Junto a essa exclusão da Warner, o Disney+ americano anunciou nesta semana que vai remover os filmes controversos do estúdio do catálogo infantil do streaming. Veja bem, não são filmes adultos ou com classificações etárias acima de “livre”. Não, são filmes como Dumbo, Aristogatas, Mogli: O Menino Lobo e Peter Pan, que contam com personagens que fazem representações racistas de outras etnias, como os chineses e os indianos. Já comentei sobre isso anteriormente no site, então não há necessidade de me alongar no assunto. Porém, é aquela história, o serviço tinha inserido cards informando ao público sobre as polêmicas ali retratadas e como isso não podia mais ser aceito na sociedade.
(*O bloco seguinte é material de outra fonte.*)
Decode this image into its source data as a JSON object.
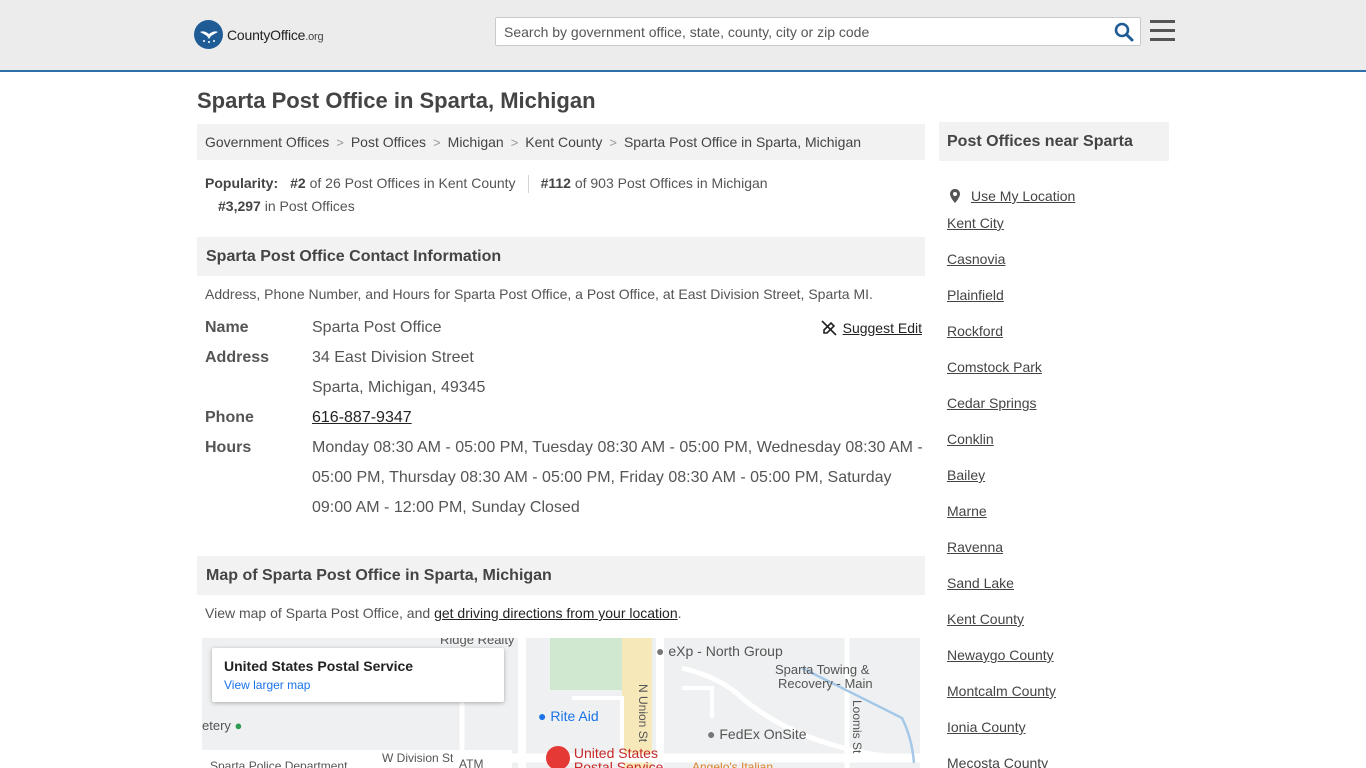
{
  "header": {
    "logo_main": "CountyOffice",
    "logo_tld": ".org",
    "search_placeholder": "Search by government office, state, county, city or zip code"
  },
  "page_title": "Sparta Post Office in Sparta, Michigan",
  "breadcrumb": [
    "Government Offices",
    "Post Offices",
    "Michigan",
    "Kent County",
    "Sparta Post Office in Sparta, Michigan"
  ],
  "popularity": {
    "label": "Popularity:",
    "rank1": "#2",
    "rank1_text": "of 26 Post Offices in Kent County",
    "rank2": "#112",
    "rank2_text": "of 903 Post Offices in Michigan",
    "rank3": "#3,297",
    "rank3_text": "in Post Offices"
  },
  "contact": {
    "heading": "Sparta Post Office Contact Information",
    "description": "Address, Phone Number, and Hours for Sparta Post Office, a Post Office, at East Division Street, Sparta MI.",
    "suggest_edit": "Suggest Edit",
    "name_label": "Name",
    "name": "Sparta Post Office",
    "address_label": "Address",
    "address_line1": "34 East Division Street",
    "address_line2": "Sparta, Michigan, 49345",
    "phone_label": "Phone",
    "phone": "616-887-9347",
    "hours_label": "Hours",
    "hours": "Monday 08:30 AM - 05:00 PM, Tuesday 08:30 AM - 05:00 PM, Wednesday 08:30 AM - 05:00 PM, Thursday 08:30 AM - 05:00 PM, Friday 08:30 AM - 05:00 PM, Saturday 09:00 AM - 12:00 PM, Sunday Closed"
  },
  "map_section": {
    "heading": "Map of Sparta Post Office in Sparta, Michigan",
    "desc_prefix": "View map of Sparta Post Office, and ",
    "desc_link": "get driving directions from your location",
    "desc_suffix": ".",
    "card_title": "United States Postal Service",
    "card_link": "View larger map",
    "labels": {
      "ridge": "Ridge Realty",
      "exp": "eXp - North Group",
      "towing1": "Sparta Towing &",
      "towing2": "Recovery - Main",
      "rite_aid": "Rite Aid",
      "fedex": "FedEx OnSite",
      "cemetery": "etery",
      "w_division": "W Division St",
      "police": "Sparta Police Department",
      "atm": "ATM",
      "usps1": "United States",
      "usps2": "Postal Service",
      "angelos": "Angelo's Italian",
      "n_union": "N Union St",
      "loomis": "Loomis St"
    }
  },
  "sidebar": {
    "heading": "Post Offices near Sparta",
    "use_location": "Use My Location",
    "items": [
      "Kent City",
      "Casnovia",
      "Plainfield",
      "Rockford",
      "Comstock Park",
      "Cedar Springs",
      "Conklin",
      "Bailey",
      "Marne",
      "Ravenna",
      "Sand Lake",
      "Kent County",
      "Newaygo County",
      "Montcalm County",
      "Ionia County",
      "Mecosta County"
    ]
  },
  "colors": {
    "brand_blue": "#1f5b95",
    "header_bg": "#ececec",
    "panel_bg": "#f2f2f2",
    "map_marker": "#e53935"
  }
}
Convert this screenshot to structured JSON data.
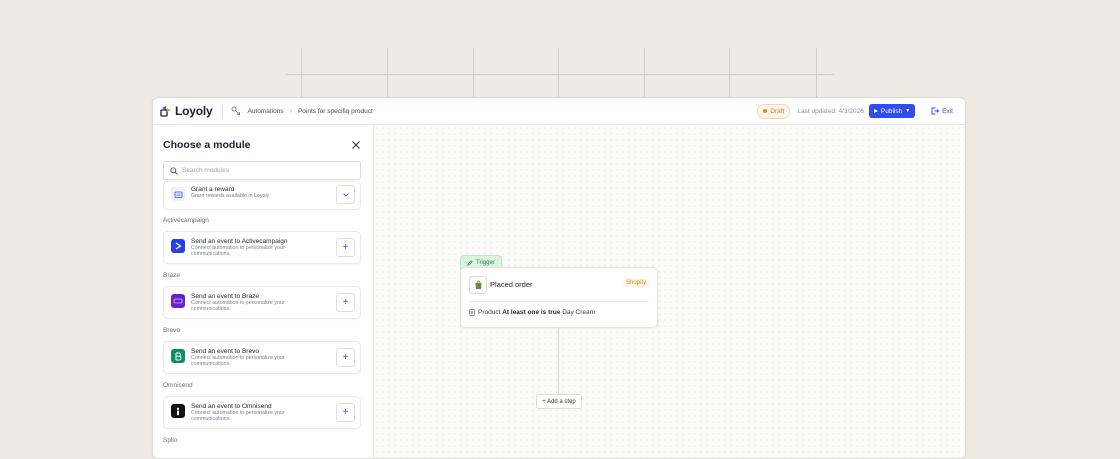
{
  "app": {
    "logo": "Loyoly",
    "breadcrumb": [
      "Automations",
      "Points for specifiq product"
    ],
    "breadcrumb_sep": "›",
    "status": "Draft",
    "last_updated": "Last updated: 4/3/2026",
    "publish_label": "Publish",
    "exit_label": "Exit"
  },
  "sidebar": {
    "title": "Choose a module",
    "search_placeholder": "Search modules",
    "reward": {
      "title": "Grant a reward",
      "desc": "Grant rewards available in Loyoly"
    },
    "sections": [
      {
        "name": "Activecampaign",
        "item_title": "Send an event to Activecampaign",
        "item_desc": "Connect automation to personalize your communications."
      },
      {
        "name": "Braze",
        "item_title": "Send an event to Braze",
        "item_desc": "Connect automation to personalize your communications."
      },
      {
        "name": "Brevo",
        "item_title": "Send an event to Brevo",
        "item_desc": "Connect automation to personalize your communications."
      },
      {
        "name": "Omnisend",
        "item_title": "Send an event to Omnisend",
        "item_desc": "Connect automation to personalize your communications."
      },
      {
        "name": "Splio"
      }
    ],
    "add_symbol": "+"
  },
  "canvas": {
    "trigger_label": "Trigger",
    "node_title": "Placed order",
    "node_badge": "Shopify",
    "condition": {
      "field": "Product",
      "operator": "At least one is true",
      "value": "Day Cream"
    },
    "add_step": "+ Add a step"
  },
  "icons": {
    "logo": "loyoly-logo-icon",
    "automations": "automation-icon",
    "close": "close-icon",
    "search": "search-icon",
    "reward": "gift-icon",
    "activecampaign": "activecampaign-logo-icon",
    "braze": "braze-logo-icon",
    "brevo": "brevo-logo-icon",
    "omnisend": "omnisend-logo-icon",
    "trigger": "pencil-icon",
    "shopify": "shopify-bag-icon",
    "condition": "document-icon"
  },
  "colors": {
    "accent": "#2f4ef0",
    "draft": "#e08a1e",
    "trigger_green": "#2b8a46",
    "activecampaign": "#2540e6",
    "braze": "#6a1fd0",
    "brevo": "#0b8f62",
    "omnisend": "#111111"
  }
}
Isso foi elogiável. Agora, depois de um tempo, eles voltam atrás e decidem por remover os filmes do catálogo. Animações que poderiam ser usadas pelos pais para explicar aos pequenos como racismo e xenofobia são errados acabam sendo apagadas do streaming porque é mais fácil para eles evitar a polêmica. São essas atitudes que mostram como os grandes estúdios de Hollywood estão sendo afetados negativamente pelo politicamente correto, mas não por culpa do “politicamente correto”, e sim pela total falta de interpretação e bom senso dos próprios estúdios.
Eles não precisam tomar o tal “politicamente correto” como um inimigo, mas sim como um aliado que poderá ajudá-los a evoluir e promover assuntos como respeito e inclusão na nossa sociedade por meio de suas obras.